Artigo de Opinião escrito por Miguel Gomes- Escritor
O quebrar gélido do solo a cada passo tomado faz da figura transmontana uma espécie de crepitar humano, que acompanha a vida ainda que seja durante esta manhã fria.
O bafo quente a cada expiração inunda a manhã, como se o percurso sobre a terra coberta de neve fosse um longo, não linear, percurso de um comboio numa paisagem ondular e sibilar, que muitos querem aplanar, findar.
Passo ante passo, rumo ao povoado, sem qualquer queixume além do lacrimejar glacial que se aglomera nos cantos dos olhos e lhe confere uma visão periférica digna duma paisagem polar, as mãos nos bolsos da samarra, o pescoço encolhido e recolhido para o tronco, os ombros alçados ao céu – como as orações, não é por isto que rezámos? para que nos ouçam celestialmente e nos alcem pela espádua a onde nunca deveríamos ter saído –de encontro ao pêlo animal do casaco, a boina cardada que encima a figura alta e alva finda a descrição do indescritível.

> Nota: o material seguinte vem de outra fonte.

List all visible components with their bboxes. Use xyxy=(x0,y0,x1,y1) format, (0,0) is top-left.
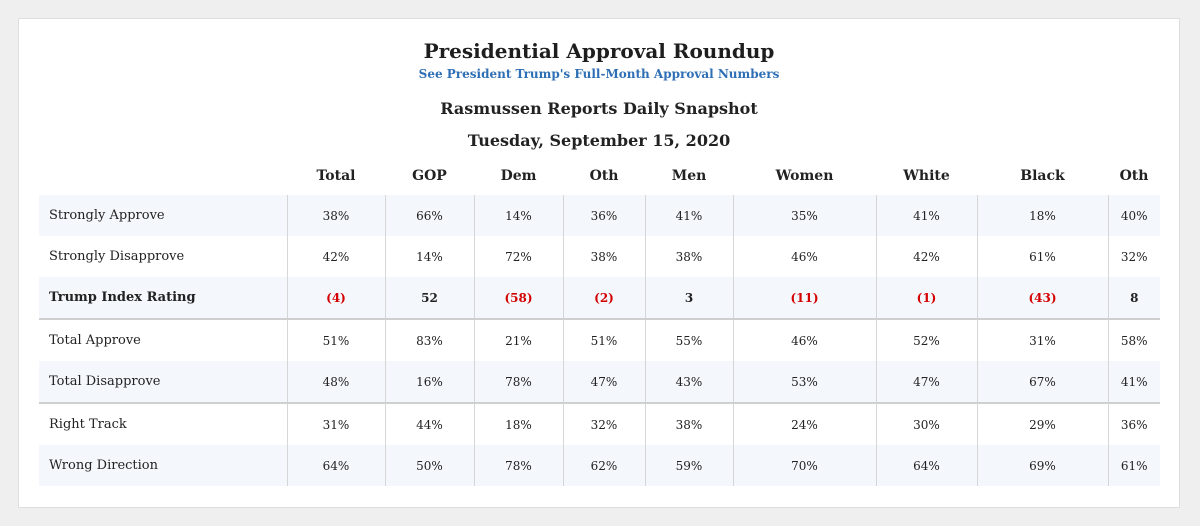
table-cell: (58) xyxy=(473,277,563,319)
table-cell: 66% xyxy=(384,195,474,236)
table-cell: 61% xyxy=(976,236,1108,277)
table-cell: 18% xyxy=(473,402,563,445)
table-cell: 46% xyxy=(732,318,876,361)
table-row: Wrong Direction 64% 50% 78% 62% 59% 70% 64% 69% 6… xyxy=(39,445,1160,486)
column-header-oth-party: Oth xyxy=(589,168,619,184)
row-label: Total Disapprove xyxy=(39,361,287,403)
table-cell: 8 xyxy=(1107,277,1160,319)
table-cell: 48% xyxy=(286,361,385,403)
table-cell: 32% xyxy=(1107,236,1160,277)
table-cell: 40% xyxy=(1107,195,1160,236)
table-body: Strongly Approve 38% 66% 14% 36% 41% 35% 41% 18%… xyxy=(39,195,1160,486)
approval-card: Presidential Approval Roundup See Presid… xyxy=(18,18,1180,508)
table-cell: 83% xyxy=(384,318,474,361)
table-cell: 31% xyxy=(286,402,385,445)
table-cell: 47% xyxy=(875,361,977,403)
table-cell: 35% xyxy=(732,195,876,236)
table-cell: 29% xyxy=(976,402,1108,445)
table-cell: 18% xyxy=(976,195,1108,236)
table-row: Total Approve 51% 83% 21% 51% 55% 46% 52% 31% 58% xyxy=(39,318,1160,361)
table-cell: 59% xyxy=(644,445,733,486)
full-month-link[interactable]: See President Trump's Full-Month Approva… xyxy=(418,67,780,81)
table-cell: 3 xyxy=(644,277,733,319)
column-header-women: Women xyxy=(775,168,834,184)
table-cell: 32% xyxy=(562,402,645,445)
table-cell: 41% xyxy=(644,195,733,236)
table-cell: 67% xyxy=(976,361,1108,403)
table-cell: 53% xyxy=(732,361,876,403)
table-cell: 72% xyxy=(473,236,563,277)
table-cell: 44% xyxy=(384,402,474,445)
table-cell: 24% xyxy=(732,402,876,445)
table-cell: 42% xyxy=(875,236,977,277)
table-cell: 43% xyxy=(644,361,733,403)
table-cell: 42% xyxy=(286,236,385,277)
column-header-dem: Dem xyxy=(500,168,537,184)
table-cell: 38% xyxy=(644,236,733,277)
table-cell: 41% xyxy=(875,195,977,236)
table-header-row: Total GOP Dem Oth Men Women White Black … xyxy=(39,157,1160,195)
row-label: Right Track xyxy=(39,402,287,445)
snapshot-heading: Rasmussen Reports Daily Snapshot xyxy=(440,99,758,118)
column-header-oth-race: Oth xyxy=(1119,168,1149,184)
table-cell: 38% xyxy=(286,195,385,236)
table-row: Right Track 31% 44% 18% 32% 38% 24% 30% 29% 36% xyxy=(39,402,1160,445)
row-label: Total Approve xyxy=(39,318,287,361)
approval-table: Total GOP Dem Oth Men Women White Black … xyxy=(39,157,1160,486)
table-cell: 41% xyxy=(1107,361,1160,403)
table-cell: 14% xyxy=(473,195,563,236)
table-cell: 52% xyxy=(875,318,977,361)
table-cell: (11) xyxy=(732,277,876,319)
table-cell: 70% xyxy=(732,445,876,486)
table-row: Strongly Approve 38% 66% 14% 36% 41% 35% 41% 18%… xyxy=(39,195,1160,236)
table-cell: 16% xyxy=(384,361,474,403)
table-cell: 78% xyxy=(473,361,563,403)
table-cell: (43) xyxy=(976,277,1108,319)
table-cell: 50% xyxy=(384,445,474,486)
table-cell: (2) xyxy=(562,277,645,319)
column-header-white: White xyxy=(903,168,950,184)
table-cell: 38% xyxy=(562,236,645,277)
table-cell: 36% xyxy=(1107,402,1160,445)
table-cell: 30% xyxy=(875,402,977,445)
table-cell: 14% xyxy=(384,236,474,277)
row-label: Wrong Direction xyxy=(39,445,287,486)
table-cell: 64% xyxy=(875,445,977,486)
column-header-total: Total xyxy=(316,168,356,184)
header-blank xyxy=(39,157,287,195)
table-row: Trump Index Rating (4) 52 (58) (2) 3 (11) (1) (4… xyxy=(39,277,1160,319)
table-cell: 61% xyxy=(1107,445,1160,486)
table-row: Total Disapprove 48% 16% 78% 47% 43% 53% 47% 67%… xyxy=(39,361,1160,403)
table-cell: 47% xyxy=(562,361,645,403)
column-header-gop: GOP xyxy=(412,168,447,184)
table-cell: 51% xyxy=(562,318,645,361)
table-cell: 21% xyxy=(473,318,563,361)
table-cell: 78% xyxy=(473,445,563,486)
row-label: Trump Index Rating xyxy=(39,277,287,319)
page-title: Presidential Approval Roundup xyxy=(423,39,775,63)
table-row: Strongly Disapprove 42% 14% 72% 38% 38% 46% 42%… xyxy=(39,236,1160,277)
table-cell: 51% xyxy=(286,318,385,361)
table-cell: 52 xyxy=(384,277,474,319)
table-cell: 62% xyxy=(562,445,645,486)
table-cell: 58% xyxy=(1107,318,1160,361)
table-cell: 69% xyxy=(976,445,1108,486)
table-cell: 55% xyxy=(644,318,733,361)
row-label: Strongly Approve xyxy=(39,195,287,236)
table-cell: (4) xyxy=(286,277,385,319)
table-cell: (1) xyxy=(875,277,977,319)
table-cell: 31% xyxy=(976,318,1108,361)
snapshot-date: Tuesday, September 15, 2020 xyxy=(467,131,731,150)
row-label: Strongly Disapprove xyxy=(39,236,287,277)
column-header-men: Men xyxy=(671,168,707,184)
table-cell: 46% xyxy=(732,236,876,277)
table-cell: 64% xyxy=(286,445,385,486)
table-cell: 36% xyxy=(562,195,645,236)
table-cell: 38% xyxy=(644,402,733,445)
column-header-black: Black xyxy=(1020,168,1065,184)
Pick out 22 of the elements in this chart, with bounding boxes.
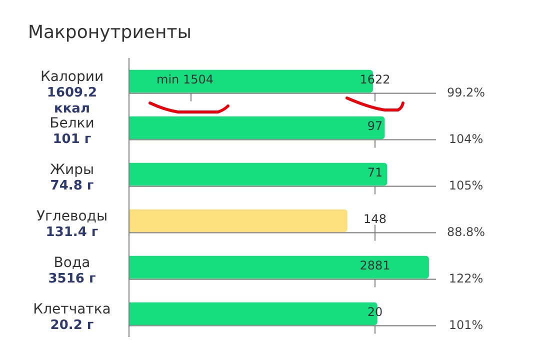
data-label: 88.8%: [446, 224, 486, 239]
data-label: 122%: [448, 271, 484, 286]
annotation: 148: [364, 212, 386, 226]
data-label: 105%: [448, 178, 484, 192]
data-label: 104%: [448, 132, 484, 146]
chart-title: Макронутриенты: [28, 22, 192, 43]
bar: [129, 209, 348, 232]
y-tick-label: Белки 101 г: [50, 115, 94, 148]
annotation: min 1504: [156, 72, 214, 86]
bar: [129, 162, 388, 186]
annotation: 2881: [360, 258, 390, 272]
data-label: 101%: [448, 318, 484, 332]
y-tick-label: Вода 3516 г: [48, 254, 96, 287]
y-tick-label: Клетчатка 20.2 г: [33, 301, 111, 334]
data-label: 99.2%: [446, 85, 486, 100]
bar: [129, 116, 385, 140]
y-tick-label: Жиры 74.8 г: [50, 162, 94, 194]
y-tick-label: Углеводы 131.4 г: [36, 208, 108, 240]
y-tick-label: Калории 1609.2 ккал: [40, 68, 104, 117]
annotation: 97: [367, 118, 383, 133]
annotation: 71: [367, 165, 383, 180]
bar: [129, 256, 429, 279]
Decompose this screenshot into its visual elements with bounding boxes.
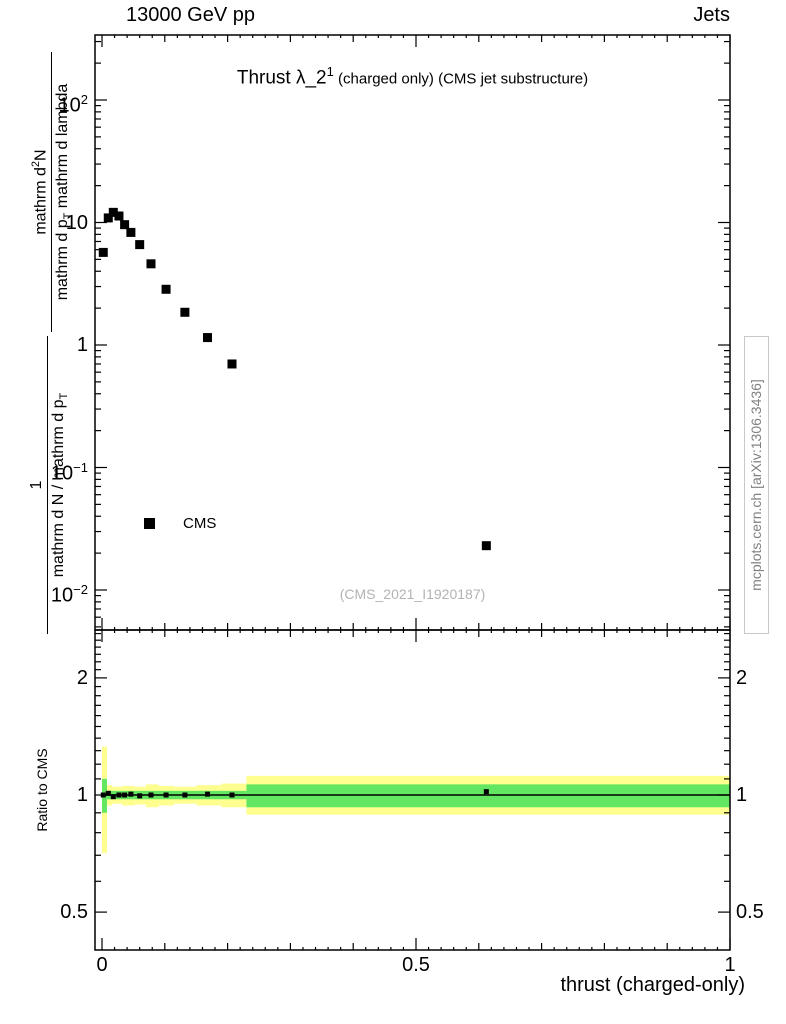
main-y-tick-label: 102 [58,92,88,117]
x-tick-label: 0 [96,954,108,976]
ratio-y-tick-label-right: 1 [736,784,748,806]
ratio-marker [229,792,235,798]
ratio-marker [128,791,134,797]
ratio-marker [182,792,188,798]
plot-title: Thrust λ_21 (charged only) (CMS jet subs… [95,64,730,89]
ratio-marker [148,792,154,798]
ratio-band-green-segment [246,784,730,808]
legend-label: CMS [183,515,217,532]
main-y-tick-label: 10−1 [50,459,88,485]
ratio-marker [205,791,211,797]
ratio-marker [483,789,489,795]
ratio-y-tick-label-left: 2 [76,666,88,689]
data-point [114,211,124,221]
data-point [108,207,118,217]
legend-marker-square-icon [144,518,155,529]
data-point [146,259,156,269]
plot-title-superscript: 1 [326,64,334,79]
ratio-marker [137,793,143,799]
analysis-id-watermark: (CMS_2021_I1920187) [339,586,486,602]
ratio-marker [163,792,169,798]
data-point [135,240,145,250]
ratio-marker [116,792,122,798]
ratio-marker [105,790,111,796]
mcplots-arxiv-note: mcplots.cern.ch [arXiv:1306.3436] [744,336,769,634]
data-point [180,307,190,317]
data-point [203,333,213,343]
ratio-y-tick-label-right: 0.5 [736,901,764,924]
main-y-tick-label: 1 [76,334,88,356]
ratio-y-tick-label-right: 2 [736,666,748,689]
data-point [120,220,130,230]
beam-energy-label: 13000 GeV pp [126,4,255,26]
main-y-tick-label: 10−2 [50,582,88,607]
data-point [126,227,136,237]
ratio-y-tick-label-left: 0.5 [60,901,88,924]
data-point [103,213,113,223]
main-panel-frame [94,34,731,631]
ratio-marker [122,792,128,798]
plot-title-main: Thrust λ_2 [236,67,327,89]
analysis-type-label: Jets [693,4,730,26]
data-point [98,247,108,257]
ratio-marker [110,794,116,800]
x-axis-label: thrust (charged-only) [560,974,745,996]
data-point [227,359,237,369]
data-point [481,541,491,551]
ratio-panel-frame [94,629,731,951]
legend: CMS [144,515,216,532]
x-tick-label: 0.5 [402,954,430,976]
data-point [161,284,171,294]
main-y-tick-label: 10 [65,211,88,234]
x-tick-label: 1 [724,954,736,976]
plot-title-suffix: (charged only) (CMS jet substructure) [333,70,589,88]
ratio-y-tick-label-left: 1 [76,784,88,806]
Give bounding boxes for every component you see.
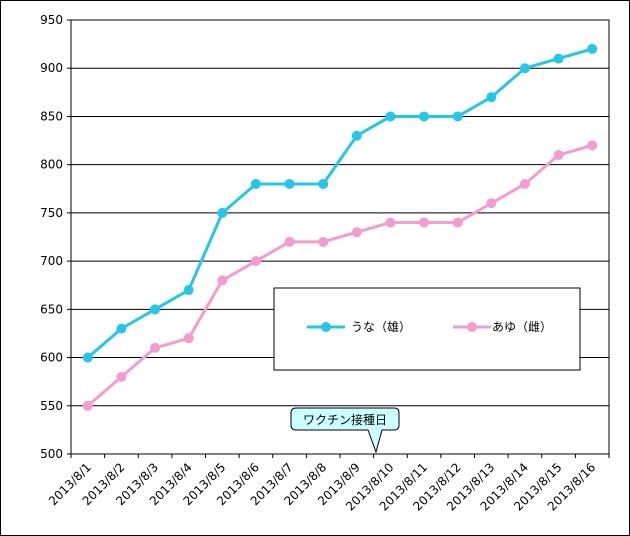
legend-marker-series-1 xyxy=(321,322,331,332)
data-point xyxy=(452,217,463,228)
data-point xyxy=(452,111,463,122)
data-point xyxy=(486,92,497,103)
series-lines xyxy=(82,43,598,411)
series-1 xyxy=(82,43,598,363)
data-point xyxy=(385,217,396,228)
y-tick-label: 500 xyxy=(40,447,63,461)
legend-item-series-1: うな（雄） xyxy=(307,319,411,334)
data-point xyxy=(419,217,430,228)
data-point xyxy=(217,275,228,286)
data-point xyxy=(150,304,161,315)
data-point xyxy=(385,111,396,122)
data-point xyxy=(519,63,530,74)
y-tick-label: 750 xyxy=(40,206,63,220)
data-point xyxy=(284,236,295,247)
y-tick-label: 700 xyxy=(40,254,63,268)
data-point xyxy=(587,140,598,151)
legend-marker-series-2 xyxy=(467,322,477,332)
y-tick-label: 950 xyxy=(40,13,63,27)
data-point xyxy=(318,236,329,247)
legend-item-series-2: あゆ（雌） xyxy=(453,319,552,334)
y-tick-label: 900 xyxy=(40,61,63,75)
data-point xyxy=(284,178,295,189)
data-point xyxy=(82,400,93,411)
callout-label: ワクチン接種日 xyxy=(303,412,387,427)
data-point xyxy=(217,207,228,218)
data-point xyxy=(318,178,329,189)
data-point xyxy=(116,323,127,334)
x-axis-ticks: 2013/8/12013/8/22013/8/32013/8/42013/8/5… xyxy=(46,454,610,514)
data-point xyxy=(351,130,362,141)
y-tick-label: 650 xyxy=(40,302,63,316)
data-point xyxy=(553,150,564,161)
data-point xyxy=(250,178,261,189)
data-point xyxy=(150,342,161,353)
y-tick-label: 800 xyxy=(40,158,63,172)
data-point xyxy=(587,43,598,54)
data-point xyxy=(553,53,564,64)
data-point xyxy=(250,256,261,267)
data-point xyxy=(183,285,194,296)
y-axis-ticks: 500 550 600 650 700 750 800 850 900 950 xyxy=(40,13,63,461)
y-tick-label: 550 xyxy=(40,399,63,413)
data-point xyxy=(351,227,362,238)
data-point xyxy=(419,111,430,122)
series-line xyxy=(86,143,593,407)
y-tick-label: 850 xyxy=(40,109,63,123)
legend-label-series-2: あゆ（雌） xyxy=(492,319,552,334)
series-line xyxy=(86,47,593,359)
data-point xyxy=(519,178,530,189)
data-point xyxy=(116,371,127,382)
legend: うな（雄） あゆ（雌） xyxy=(273,287,581,371)
legend-label-series-1: うな（雄） xyxy=(351,319,411,334)
series-2 xyxy=(82,140,598,411)
vaccination-callout: ワクチン接種日 xyxy=(290,407,400,454)
data-point xyxy=(486,198,497,209)
callout-bubble xyxy=(290,407,400,454)
y-tick-label: 600 xyxy=(40,351,63,365)
data-point xyxy=(183,333,194,344)
data-point xyxy=(82,352,93,363)
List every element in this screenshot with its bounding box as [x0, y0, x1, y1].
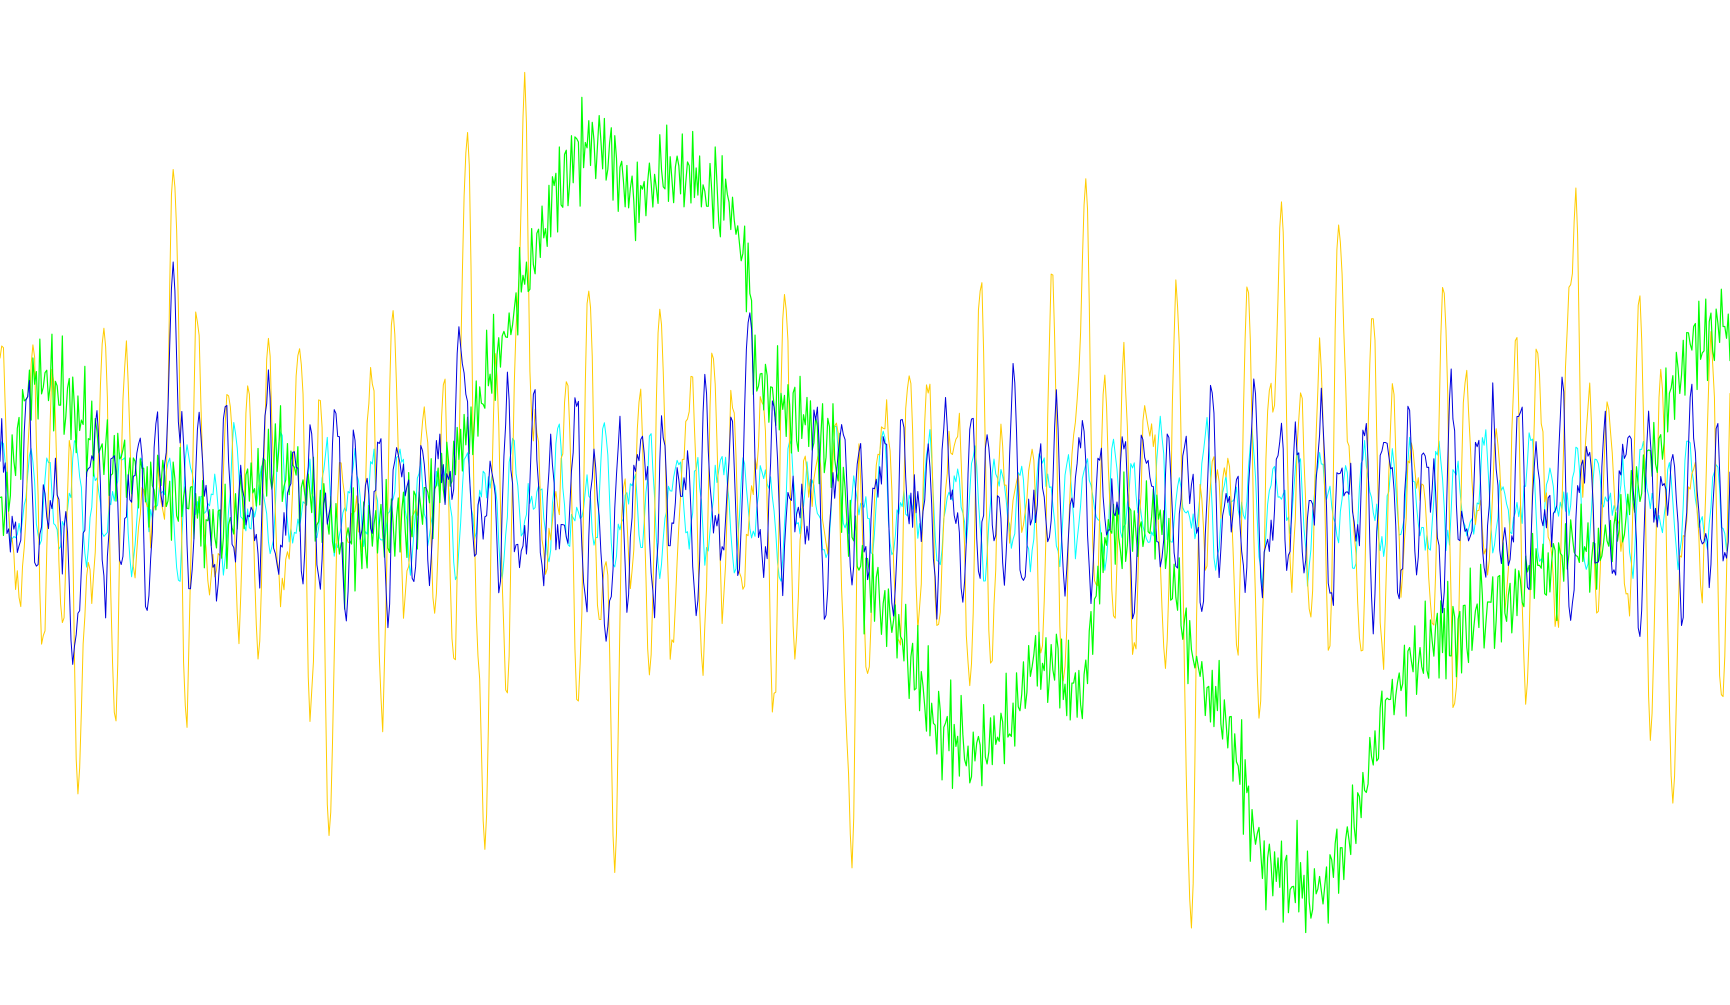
series-line-4 — [0, 261, 1730, 665]
series-line-1 — [0, 415, 1730, 588]
series-layer — [0, 71, 1730, 934]
series-line-2 — [0, 71, 1730, 929]
series-line-3 — [0, 96, 1730, 934]
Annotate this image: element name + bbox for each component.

Os povoados esvaem-se, a simplicidade não consegue resistir à aridez do esquecimento, os muros estabelecidos entre terrenos de ninguém são a fronteira ténue que separam o litoral do torpor ou interior, vai dar tudo ao mesmo. Resistem, ainda, os que escutam a noite e apascentam o dia como um rebanho de estrelas num céu ora negro, ora ocre, ora sarapintado de verde olival, amendoal ou o mais colorido vinhedo. Não, aqui nada parece meter medo.
Por tudo isto continua a caminhar, o vapor de água quente que se eleva em névoa ténue faz dele locomotiva, forte, perene, movimentando-se além do tempo em percursos que ninguém permitirá roubar, ainda que furtem caminhos e os afundem sob cimento, pelos terrenos para lá do Marão, onde mandam os que lá estão.